3.08.2008

When You Fall, You Fall Hard...

...off the knitting wagon. And blogging wagon, for that matter. Some things happened, and some other things, and then some things... no sense rehashing that now though, it's all old news. I'm starting fresh. 

I have an embarrassing number if UFOs (to me), so I picked one that was fairly close to being finished. Remember the Tilted Duster? A little sluthing determined that the last time I mentioned it here was in October. The last photo was back in September (go, search if you must - I'll wait). It was in a holding pattern waiting for a certain book to arrive. It arrived all right, and I even experimented with my fancy-pants plan for the bind-off edge (using tubular BO for double rib!!!) and then... nothing. I did manage to participate in the Knitting Vintage Sock Swap, though I failed miserably at getting my package out even remotely on time (I was about, oh, 6 weeks late or so). I even failed to take a single picture, which is highly uncharacteristic of me, but luckily my swappee, Cherie, both liked the package and posted a few pictures on Flickr. They even fit her!! The pattern is Child's Sock in Miranda Pattern, from Knitting Vintage Socks (duh). The yarn is Cherry Tree Hill in Green Mountain Madness.

Anyway. Tilted Duster. I pulled it out of the closet and decided that if I attempted to bind off in tubular BO for double rib (which actually looked quite good on my test swatches) would take me 23 more months to finish (it's a tad intense). Instead, I finished the last pattern repeat on the skirt, bound off normal (I think it's called one over bind-off?) and picked up the stitches for the collar. This all happened last night. I have since knit about an inch and a half of the collar.
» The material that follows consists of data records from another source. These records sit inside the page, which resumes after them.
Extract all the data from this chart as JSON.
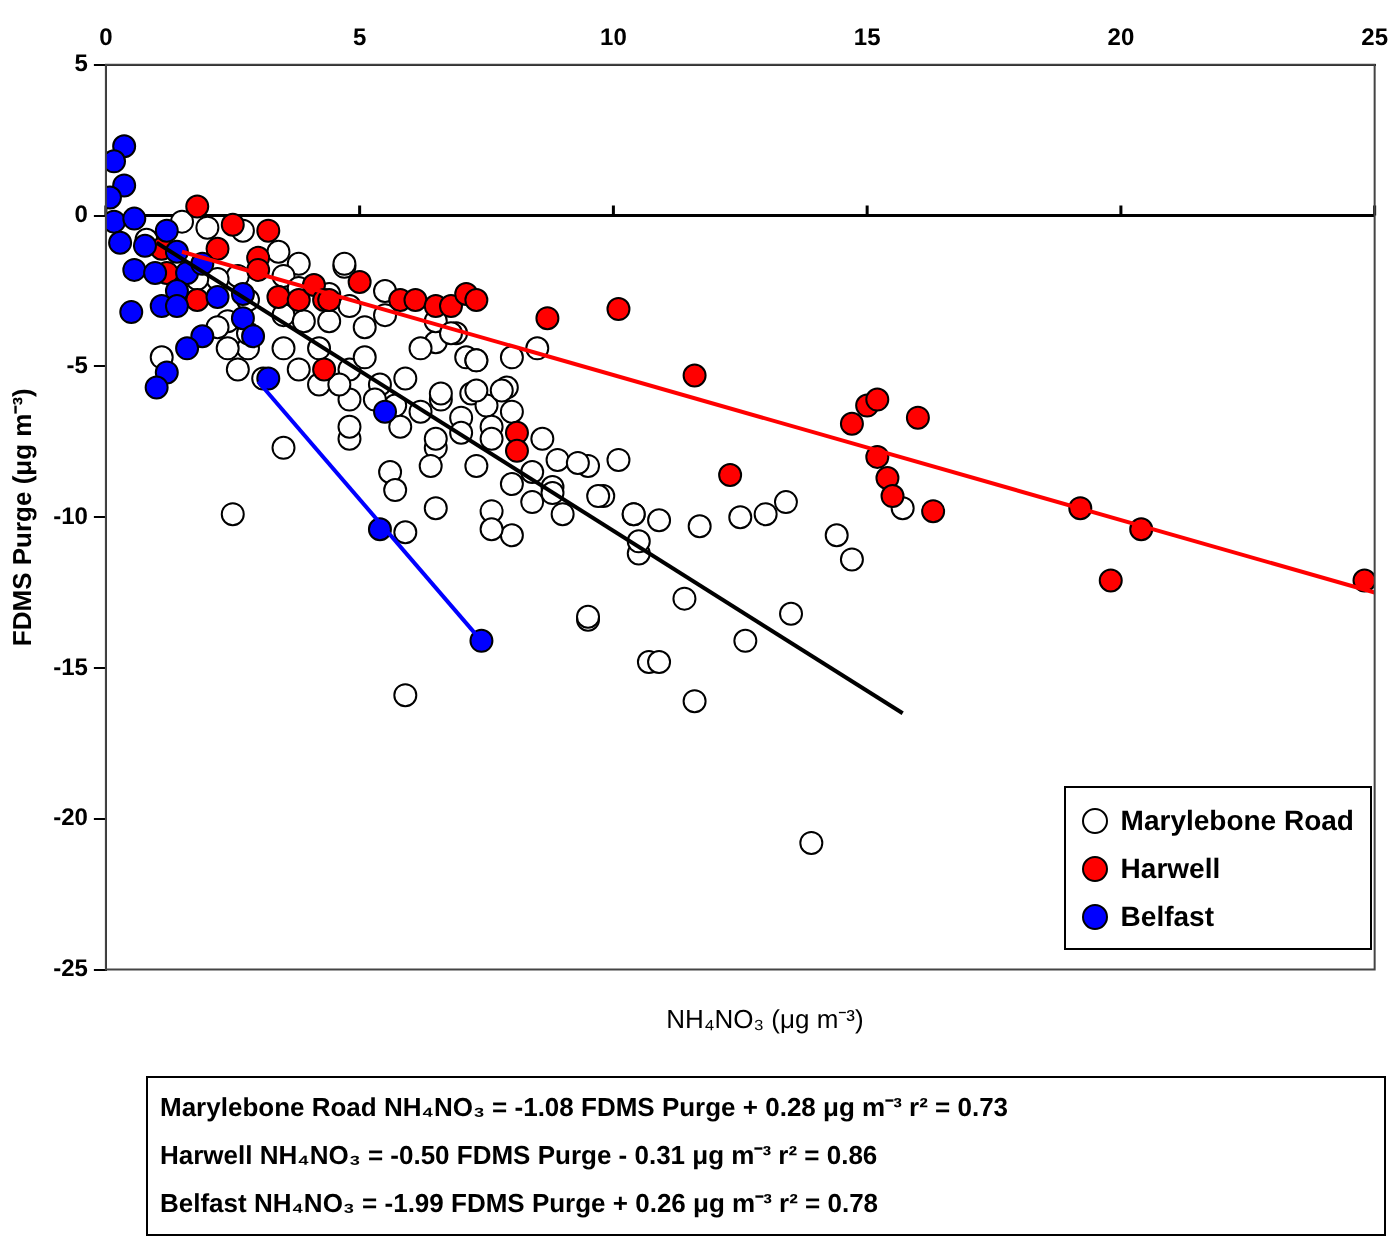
{
  "chart_data": {
    "type": "scatter",
    "xlabel": "NH₄NO₃ (μg m⁻³)",
    "ylabel": "FDMS Purge (μg m⁻³)",
    "xlim": [
      0,
      25
    ],
    "xticks": [
      0,
      5,
      10,
      15,
      20,
      25
    ],
    "ylim": [
      -25,
      5
    ],
    "yticks": [
      5,
      0,
      -5,
      -10,
      -15,
      -20,
      -25
    ],
    "grid": false,
    "legend": "bottom right",
    "marker": "circle",
    "ref_lines": [
      {
        "axis": "y",
        "value": 0,
        "color": "#000000"
      }
    ],
    "series": [
      {
        "name": "Marylebone Road",
        "color": "#ffffff",
        "x": [
          1.1,
          3.5,
          2.5,
          5.9,
          9.5,
          10.7,
          5.9,
          6.5,
          5.6,
          5.7,
          4.8,
          7.6,
          8.0,
          7.6,
          10.5,
          10.4,
          10.1,
          9.5,
          8.8,
          8.4,
          6.5,
          7.3,
          6.4,
          4.7,
          6.5,
          6.9,
          7.1,
          7.3,
          8.5,
          7.9,
          7.2,
          6.6,
          7.5,
          8.6,
          8.9,
          9.3,
          8.8,
          9.8,
          9.0,
          10.4,
          10.9,
          11.7,
          12.5,
          13.0,
          13.4,
          10.5,
          11.4,
          9.5,
          13.5,
          10.9,
          12.6,
          14.4,
          14.7,
          15.7,
          13.9,
          11.6,
          1.5,
          2.0,
          2.7,
          3.4,
          3.8,
          4.7,
          3.5,
          2.6,
          2.2,
          1.8,
          2.8,
          3.5,
          3.9,
          4.4,
          4.8,
          5.1,
          5.5,
          6.2,
          6.5,
          6.8,
          7.3,
          8.0,
          7.8,
          7.3,
          6.6,
          5.9,
          5.4,
          4.8,
          5.1,
          4.2,
          3.5,
          2.8,
          2.4,
          2.6,
          3.1,
          3.8,
          4.2,
          4.8,
          5.7,
          6.2,
          7.0,
          7.6,
          8.0,
          6.5,
          5.8,
          4.8,
          3.8,
          4.4,
          5.5,
          2.4,
          2.8,
          2.2,
          9.7,
          8.4,
          8.0,
          7.6,
          7.0,
          5.3,
          4.6,
          0.8
        ],
        "values": [
          -4.7,
          -7.7,
          -9.9,
          -15.9,
          -13.4,
          -14.8,
          -10.5,
          -9.7,
          -8.5,
          -9.1,
          -7.4,
          -9.8,
          -10.6,
          -10.4,
          -11.2,
          -9.9,
          -8.1,
          -8.3,
          -9.0,
          -9.5,
          -7.7,
          -8.3,
          -8.3,
          -1.7,
          -4.2,
          -3.9,
          -4.7,
          -4.8,
          -4.4,
          -5.7,
          -5.9,
          -6.1,
          -6.3,
          -7.4,
          -8.1,
          -8.2,
          -9.2,
          -9.3,
          -9.9,
          -9.9,
          -10.1,
          -10.3,
          -10.0,
          -9.9,
          -9.5,
          -10.8,
          -12.7,
          -13.3,
          -13.2,
          -14.8,
          -14.1,
          -10.6,
          -11.4,
          -9.7,
          -20.8,
          -16.1,
          -0.2,
          -0.4,
          -0.5,
          -1.2,
          -1.6,
          -1.6,
          -2.0,
          -2.0,
          -2.1,
          -2.1,
          -2.8,
          -3.3,
          -3.5,
          -3.5,
          -3.0,
          -3.7,
          -3.3,
          -4.4,
          -3.5,
          -3.9,
          -4.8,
          -4.7,
          -5.8,
          -5.8,
          -5.9,
          -5.4,
          -5.6,
          -5.1,
          -4.7,
          -4.4,
          -4.4,
          -4.4,
          -4.4,
          -5.1,
          -5.4,
          -5.1,
          -5.6,
          -6.1,
          -6.3,
          -6.5,
          -6.7,
          -7.0,
          -6.5,
          -7.4,
          -7.0,
          -7.0,
          -2.4,
          -2.6,
          -2.5,
          -3.5,
          -3.9,
          -3.7,
          -9.3,
          -8.5,
          -8.9,
          -7.4,
          -7.2,
          -6.1,
          -5.6,
          -0.8
        ]
      },
      {
        "name": "Harwell",
        "color": "#ff0000",
        "x": [
          1.8,
          2.5,
          3.2,
          1.1,
          2.2,
          3.0,
          3.0,
          1.2,
          1.8,
          3.4,
          3.8,
          4.1,
          4.3,
          5.0,
          4.3,
          5.8,
          4.4,
          6.1,
          6.5,
          6.8,
          7.1,
          7.3,
          8.7,
          10.1,
          11.6,
          8.1,
          8.1,
          12.3,
          14.7,
          15.0,
          15.2,
          16.0,
          15.2,
          15.4,
          15.5,
          16.3,
          19.2,
          20.4,
          19.8,
          24.8
        ],
        "values": [
          0.3,
          -0.3,
          -0.5,
          -1.1,
          -1.1,
          -1.4,
          -1.8,
          -1.9,
          -2.8,
          -2.7,
          -2.8,
          -2.3,
          -2.8,
          -2.2,
          -5.1,
          -2.8,
          -2.8,
          -2.8,
          -3.0,
          -3.0,
          -2.6,
          -2.8,
          -3.4,
          -3.1,
          -5.3,
          -7.2,
          -7.8,
          -8.6,
          -6.9,
          -6.3,
          -6.1,
          -6.7,
          -8.0,
          -8.7,
          -9.3,
          -9.8,
          -9.7,
          -10.4,
          -12.1,
          -12.1
        ]
      },
      {
        "name": "Belfast",
        "color": "#0000ff",
        "x": [
          0.36,
          0.16,
          0.36,
          0.08,
          0.16,
          0.56,
          0.28,
          0.77,
          0.56,
          0.97,
          1.2,
          1.4,
          1.6,
          1.9,
          1.4,
          1.1,
          1.4,
          2.2,
          2.7,
          2.7,
          2.9,
          1.9,
          1.6,
          0.5,
          1.2,
          1.0,
          3.2,
          5.5,
          5.4,
          7.4
        ],
        "values": [
          2.3,
          1.8,
          1.0,
          0.6,
          -0.2,
          -0.1,
          -0.9,
          -1.0,
          -1.8,
          -1.9,
          -0.5,
          -1.2,
          -1.9,
          -1.6,
          -2.5,
          -3.0,
          -3.0,
          -2.7,
          -2.6,
          -3.4,
          -4.0,
          -4.0,
          -4.4,
          -3.2,
          -5.2,
          -5.7,
          -5.4,
          -6.5,
          -10.4,
          -14.1
        ]
      },
      {
        "type": "line",
        "marker": "none",
        "color": "#000000",
        "x": [
          1,
          15.7
        ],
        "values": [
          -0.9,
          -16.5
        ]
      },
      {
        "type": "line",
        "marker": "none",
        "color": "#ff0000",
        "x": [
          1.5,
          25
        ],
        "values": [
          -1.2,
          -12.5
        ]
      },
      {
        "type": "line",
        "marker": "none",
        "color": "#0000ff",
        "x": [
          3.0,
          7.4
        ],
        "values": [
          -5.5,
          -14.1
        ]
      }
    ],
    "annotations": [
      "Marylebone Road NH₄NO₃ = -1.08 FDMS Purge  + 0.28 μg m⁻³   r² = 0.73",
      "Harwell NH₄NO₃ = -0.50 FDMS Purge - 0.31 μg m⁻³   r² = 0.86",
      "Belfast NH₄NO₃ = -1.99 FDMS Purge + 0.26 μg m⁻³   r² = 0.78"
    ]
  }
}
I only had about 100 stitches to pick up, since I used a slip stitch edging, instead of 130 (or more) but there was no way I was going to add extra stitches to the picked-up edge. One-hundred stitches (102 actually) it is, and I'll only go back and "fix" it if it looks really bad. The thing that really ticks me off about the whole thing is that if I had just buckled down last fall I would have had another sweater in, like, two days. Seriously. The sleeves are already knitted and I have the buttons for the closure. All I need to do is finish the collar, set in the sleeves, and weave in about a million ends (I have no idea why I did not do this as I went, but TD looks like the FSM right about now).
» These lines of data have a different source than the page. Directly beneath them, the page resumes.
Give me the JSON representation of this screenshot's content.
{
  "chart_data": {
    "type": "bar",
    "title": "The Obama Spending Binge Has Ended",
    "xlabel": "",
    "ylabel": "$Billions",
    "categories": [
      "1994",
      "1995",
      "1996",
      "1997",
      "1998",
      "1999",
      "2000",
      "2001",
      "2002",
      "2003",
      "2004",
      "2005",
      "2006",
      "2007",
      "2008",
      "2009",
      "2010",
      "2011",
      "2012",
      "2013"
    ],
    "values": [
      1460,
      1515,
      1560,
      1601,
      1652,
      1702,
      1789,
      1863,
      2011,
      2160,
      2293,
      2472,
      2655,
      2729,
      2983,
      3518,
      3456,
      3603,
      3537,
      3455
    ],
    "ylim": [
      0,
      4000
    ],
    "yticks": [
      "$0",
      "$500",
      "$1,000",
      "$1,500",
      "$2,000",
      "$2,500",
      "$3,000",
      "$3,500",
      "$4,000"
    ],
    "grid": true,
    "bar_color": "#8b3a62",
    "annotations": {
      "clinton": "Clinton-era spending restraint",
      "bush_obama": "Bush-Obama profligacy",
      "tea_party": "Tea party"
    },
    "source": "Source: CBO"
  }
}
No photos of TD, but I do have a couple of non-knitting views to share.

2008-02-28_lettuce.jpg
Lactuca sativa

Lettuce, my friends. Growing in a window box on my balcony. This was one of the "crops" I planted last November. Surprisingly, everything has survived, and some things have done exceedingly well, including the lettuce. I have planted seeds from 2 different packs, "Pot & Patio Blend" and "Wild Garden Mix". I don't know which are which. I do know that lettuce appears to be one of the easiest things to grow from seed in small containers. What could be better than stepping outside to pull a few fresh leaves of a variety of salad greens to put on your sandwich or to toss with a light vinaigrette! I highly recommend it to everyone. (It is much better than watching sad supermarket heads of lettuce, shipped from who-knows-where (probably Mexico) wilt in your crisper. Cheaper too. And prettier.)
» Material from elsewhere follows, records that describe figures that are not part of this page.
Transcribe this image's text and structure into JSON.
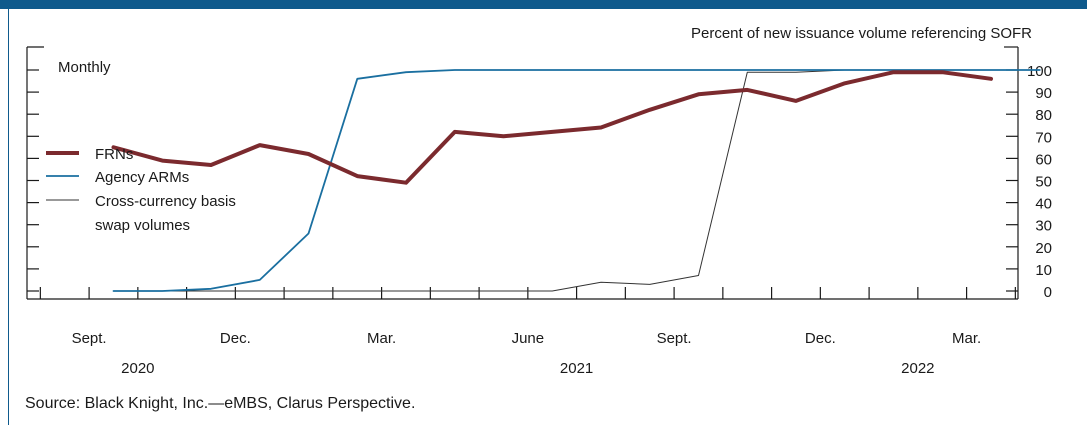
{
  "chart_data": {
    "type": "line",
    "title": "",
    "ylabel": "Percent of new issuance volume referencing SOFR",
    "frequency_note": "Monthly",
    "ylim": [
      0,
      106
    ],
    "yticks": [
      0,
      10,
      20,
      30,
      40,
      50,
      60,
      70,
      80,
      90,
      100
    ],
    "xlim": [
      "2020-07-15",
      "2022-04-15"
    ],
    "x_tick_months": [
      "2020-08",
      "2020-09",
      "2020-10",
      "2020-11",
      "2020-12",
      "2021-01",
      "2021-02",
      "2021-03",
      "2021-04",
      "2021-05",
      "2021-06",
      "2021-07",
      "2021-08",
      "2021-09",
      "2021-10",
      "2021-11",
      "2021-12",
      "2022-01",
      "2022-02",
      "2022-03",
      "2022-04"
    ],
    "x_labels": [
      {
        "month": "2020-09",
        "label": "Sept."
      },
      {
        "month": "2020-12",
        "label": "Dec."
      },
      {
        "month": "2021-03",
        "label": "Mar."
      },
      {
        "month": "2021-06",
        "label": "June"
      },
      {
        "month": "2021-09",
        "label": "Sept."
      },
      {
        "month": "2021-12",
        "label": "Dec."
      },
      {
        "month": "2022-03",
        "label": "Mar."
      }
    ],
    "year_labels": [
      {
        "month": "2020-10",
        "label": "2020"
      },
      {
        "month": "2021-07",
        "label": "2021"
      },
      {
        "month": "2022-02",
        "label": "2022"
      }
    ],
    "series": [
      {
        "name": "FRNs",
        "color": "#7b2a2e",
        "stroke": "thick",
        "x": [
          "2020-09",
          "2020-10",
          "2020-11",
          "2020-12",
          "2021-01",
          "2021-02",
          "2021-03",
          "2021-04",
          "2021-05",
          "2021-06",
          "2021-07",
          "2021-08",
          "2021-09",
          "2021-10",
          "2021-11",
          "2021-12",
          "2022-01",
          "2022-02",
          "2022-03",
          "2022-04"
        ],
        "values": [
          65,
          59,
          57,
          66,
          62,
          52,
          49,
          72,
          70,
          72,
          74,
          82,
          89,
          91,
          86,
          94,
          99,
          99,
          96,
          null
        ]
      },
      {
        "name": "Agency ARMs",
        "color": "#1a6fa0",
        "stroke": "medium",
        "x": [
          "2020-09",
          "2020-10",
          "2020-11",
          "2020-12",
          "2021-01",
          "2021-02",
          "2021-03",
          "2021-04",
          "2021-05",
          "2021-06",
          "2021-07",
          "2021-08",
          "2021-09",
          "2021-10",
          "2021-11",
          "2021-12",
          "2022-01",
          "2022-02",
          "2022-03",
          "2022-04"
        ],
        "values": [
          0,
          0,
          1,
          5,
          26,
          96,
          99,
          100,
          100,
          100,
          100,
          100,
          100,
          100,
          100,
          100,
          100,
          100,
          100,
          100
        ]
      },
      {
        "name": "Cross-currency basis swap volumes",
        "color": "#333333",
        "stroke": "thin",
        "x": [
          "2020-09",
          "2020-10",
          "2020-11",
          "2020-12",
          "2021-01",
          "2021-02",
          "2021-03",
          "2021-04",
          "2021-05",
          "2021-06",
          "2021-07",
          "2021-08",
          "2021-09",
          "2021-10",
          "2021-11",
          "2021-12",
          "2022-01",
          "2022-02",
          "2022-03",
          "2022-04"
        ],
        "values": [
          0,
          0,
          0,
          0,
          0,
          0,
          0,
          0,
          0,
          0,
          4,
          3,
          7,
          99,
          99,
          100,
          100,
          100,
          100,
          100
        ]
      }
    ],
    "legend": {
      "placement": "left-middle",
      "entries": [
        {
          "label": "FRNs",
          "color": "#7b2a2e"
        },
        {
          "label": "Agency ARMs",
          "color": "#1a6fa0"
        },
        {
          "label": "Cross-currency basis",
          "label2": "swap volumes",
          "color": "#333333"
        }
      ]
    },
    "grid": false
  },
  "source": "Source: Black Knight, Inc.—eMBS, Clarus Perspective."
}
2008-02-28_nasturtiums.jpg
Tropaeolum minus

Nasturtiums, Tip Top Alaska variety, also planted last fall. I had originally planned on having the nasturtiums climb up the rails of the balcony to partially disguise the ugly that is the car park below, but they never got very tall. Upon further research I discovered that, whoops, this variety is a "compact border variety". It only gets to about 8" tall. Hmph. Well, the foliage is very pretty anyway (its variegated - it's supposed to look that way!) and nasturtiums are edible (both the leaves and the flowers). I'm hoping they will bloom in the spring.

You saw the favas last time. They are doing incredibly well, not to mention are really interestingly pretty and fragrant, and my two varieties of peas (snow peas and snap peas) are blooming now too. Peas like cooler weather, so I think it was a good move planting them in the fall to give them plenty of time to grow before the heat sets in. Maybe I'll take some photos next time.

Cheered by my apparent success, two weekends ago I planted some more of the seeds, so as to insure a continuous harvest. Both varieties of lettuce that I planted (I do like my lettuce) sprouted in just under a week, and the ching-chiang after about 10 days. I have hopes for the basil and delfino and parsley, though the seeds are getting a bit old. I still dream of the days when we had 3' tall basil bushes in San Diego (I'm not exaggerating - they were bushes, and they were 3' tall; I should have taken photos, no one believes me). Will 2008 be the year of the basil bush? I've got new chives going as well, and most of the woody-ish herbs from last year (marjorum, thyme, mint, catmint) are still doing well. Next I need to figure out what my design plan will be for the balcony.

Did I mention spring is here?

1 Comments:

At 6:39 AM, Blogger peaknits said...

Good to hear from you - sometimes life is just like that and you need a break. I hope everything is getting on track for you and can't wait to see that Tilted Duster.